New York City, Union Square; East West Living, one of Manhattan’s few spiritual bookstores has made efforts to downsize the expense of its cafe as to increase revenue storewide and battle the effects of the economy. A move from a full kitchen to snack and beverage options has resulted in cut hours and lay-offs for café employees.
“We are moving away from preparing our own food to reduce overhead costs. It works out more cost effective to have the food prepared by an outside location then in the store, “ Ronn Goodmen, East west’s “IT Manger,” has been an employee for 6 months and oversees store operations. The transition from preparation-based- food made on the premises to snack food imported from other business has resulted in the lay-off of the chef and cut hours for the café’s four employees.

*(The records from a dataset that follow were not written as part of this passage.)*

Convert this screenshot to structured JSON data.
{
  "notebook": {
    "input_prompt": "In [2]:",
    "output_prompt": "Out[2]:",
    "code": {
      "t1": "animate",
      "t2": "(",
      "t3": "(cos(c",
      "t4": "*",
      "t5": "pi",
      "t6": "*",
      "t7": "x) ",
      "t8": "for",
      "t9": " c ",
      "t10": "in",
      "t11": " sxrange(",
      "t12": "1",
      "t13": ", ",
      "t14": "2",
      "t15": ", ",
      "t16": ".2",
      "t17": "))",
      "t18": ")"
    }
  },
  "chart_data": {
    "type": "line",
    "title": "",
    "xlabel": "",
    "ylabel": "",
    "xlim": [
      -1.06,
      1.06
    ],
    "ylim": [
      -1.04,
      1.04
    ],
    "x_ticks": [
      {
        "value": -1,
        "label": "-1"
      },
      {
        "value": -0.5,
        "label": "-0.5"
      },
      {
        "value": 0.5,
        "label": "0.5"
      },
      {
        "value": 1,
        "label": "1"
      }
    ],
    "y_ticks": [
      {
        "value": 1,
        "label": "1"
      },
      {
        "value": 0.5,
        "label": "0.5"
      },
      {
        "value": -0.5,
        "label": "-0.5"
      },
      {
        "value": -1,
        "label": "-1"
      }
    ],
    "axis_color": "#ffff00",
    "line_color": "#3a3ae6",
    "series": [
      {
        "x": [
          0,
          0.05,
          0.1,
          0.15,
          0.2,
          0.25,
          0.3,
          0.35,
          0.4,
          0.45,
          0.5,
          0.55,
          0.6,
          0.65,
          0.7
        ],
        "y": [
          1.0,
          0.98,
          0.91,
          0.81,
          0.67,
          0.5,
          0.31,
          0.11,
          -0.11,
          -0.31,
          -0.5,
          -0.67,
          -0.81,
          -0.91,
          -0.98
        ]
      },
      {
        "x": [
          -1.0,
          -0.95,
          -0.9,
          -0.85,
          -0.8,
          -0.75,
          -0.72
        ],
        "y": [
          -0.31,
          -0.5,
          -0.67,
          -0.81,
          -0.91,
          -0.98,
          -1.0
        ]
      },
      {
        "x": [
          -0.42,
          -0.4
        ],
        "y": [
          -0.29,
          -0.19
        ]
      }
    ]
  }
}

“In running any business the major challenges are with making sure your staff, clients and customers are happy. During this time in the economy its the struggle of balancing the two,” Khadijah Farmer, the Café Operations Manager said. Farmer, 30, a New York native has worked at East West Living as the Café Manager for the past three years. The main concern with the café in relation to the store as a whole was that the café wasn’t bringing in much of a profit. Roughly a $1000 was being spent weekly to supply the café with the necessities to prepare a full selection of vegan and vegetarian meal options. The flow of customers was inconsistent, which meant that fully prepared food would often go to waste and extra employees would work shifts with little to no customer interaction.
“Customers have been walking in for hot food and then walking away,” café employee Tyler St. Clair said. St. Clair, 19, has worked at the café since July. Since the new transition St. Clair hours have been cut and his tips have diminished. He says he thought about getting another job because the café is no longer supportive but if he were to leave now the café would suffer immensely. “We don’t have the man power to train another person at this point, “ St. Clair said. St. Clair says he feels like the transition in the café has been a cause for lost business. “ I think it’s been a loss for the community.
“Now more people have to support the Whole Foods Corporation. I think it’s been a loss searching for more profit. Honestly, I think it would’ve been better to break even,” St. Clair said. Goodmen said that in its previous way of function on a normal day the ratio of profit brought into the business was 1-5, with 1 being the portion brought in by the café. While Goodmen said he didn’t feel the changes in the café were a direct result to the state of the economy he did admit the state of economy had some influence in the transition. “One of the main reasons for the change is to focus more on a business-meeting cafe with evening events and not so much a food service cafe. We are always looking at the overall health of the whole business and making changes as we discover things that need improvement, “ Goodmen said.
“There have been many stores along 14th Street going out of business and while last year was a difficult year for everyone nationwide we were able to keep our heads above water. East West is lucky to be a special interest store that is nearly one of a kind in New York City making the competition slim to none,” Farmer said. Despite the state of economic downturn the nation has been introduced to Farmer said she thought business had been surprisingly well. Though she too thought that breaking even may have been a better option then changing the offerings of the café completely Farmer expressed that she felt business would adjust.
East West Living has called Fifth Avenue home for over 25 years. The store closed its door about 5 years ago to remodel and obtain the proper documentation needed to run a kitchen. East West has always specialized in carrying spiritual, metaphysical and holistic health books and supplies, as well as been a place to sponsor events for the area’s yogic and spiritual community. The café portion of the business has been up and running for three years.
The transition from full service café to snacks and beverages has only been in route for about three weeks. No additions to events have been made to the events calendar, and while it may be too soon to tell what effect the transition has had on profit and revenue one can see that there are notably less customers in the café area around lunch.